Northern New York team promotes local foods
By Kara Dunn
"If every household in [northern New York] were to spend $40 four times a year on locally made, grown and produced products, this would be a $24.48 million influx into the local agricultural economy," says Bernadette Logozar, leader of the northern New York (NNY) direct marketing local foods team.
The team is a group of Cornell Cooperative Extension (CCE) educators from New York's six northernmost counties: Clinton, Essex, Franklin, Jefferson, Lewis and St. Lawrence.
"This team of educators is providing information and outreach related to raising, buying, eating and enjoying local food in northern New York," says Logozar, the NNY local foods specialist and a rural and agricultural economic development specialist with CCE Franklin County. Team members bring their backgrounds in nutrition, community food security, livestock, business management, horticulture, agricultural economic development and direct marketing to help farmers and consumers across the NNY region.
The number of farms in NNY selling directly to consumers has increased since 1992 to 619 farms from 273 farms with a corresponding increase in direct sales to $4.16 million from $1.2 million, Logozar says, "and there is more room to grow that economic impact in the region."
The NNY Direct Marketing Local Foods Team is offering various activities for 2010, including:
- a consumer-focused conference titled "Eating Local Yet?
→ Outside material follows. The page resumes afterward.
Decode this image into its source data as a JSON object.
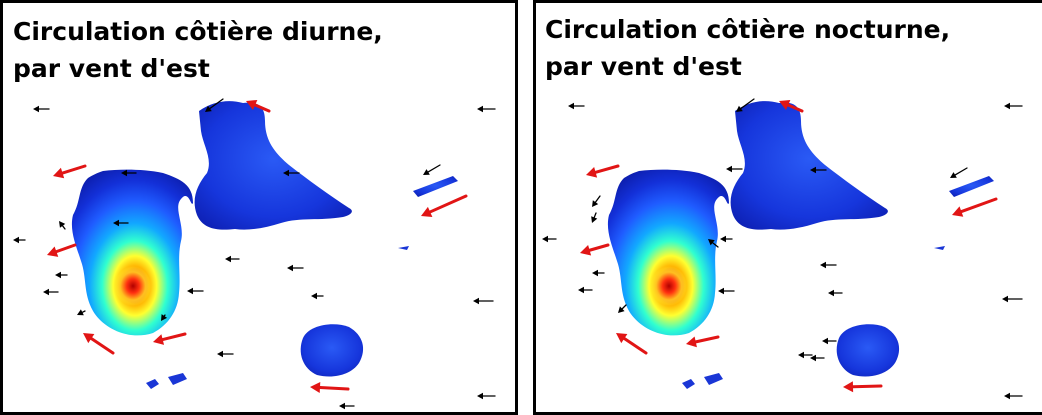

Finding and Using Local Food";
- educational workshops to help farmers know how to sell meats at farmers markets;
- updates on regulations farmers need to comply with;
- a technology symposium to help farmers interested in selling via the Internet;
- local foods and farmers markets calendars; and
- "Meet the Farmer" dinners.
"This team effort is helping farmers in such areas as developing products and Web sites and the mechanics of direct-to-consumer business development. It is providing consumers with information to help them find and make local food purchases, and it is providing resources and professional development to educators to help them work with both farmers and food buyers," Logozar says.
Team members coordinate their efforts with local and regional foods programs such as Adirondack Harvest http://www.adirondackharvest.com and the small grants program of the Northern New York Agricultural Development Program http://www.nnyagdev.org.
Kara Dunn is a freelance writer in Mannsville, N.Y.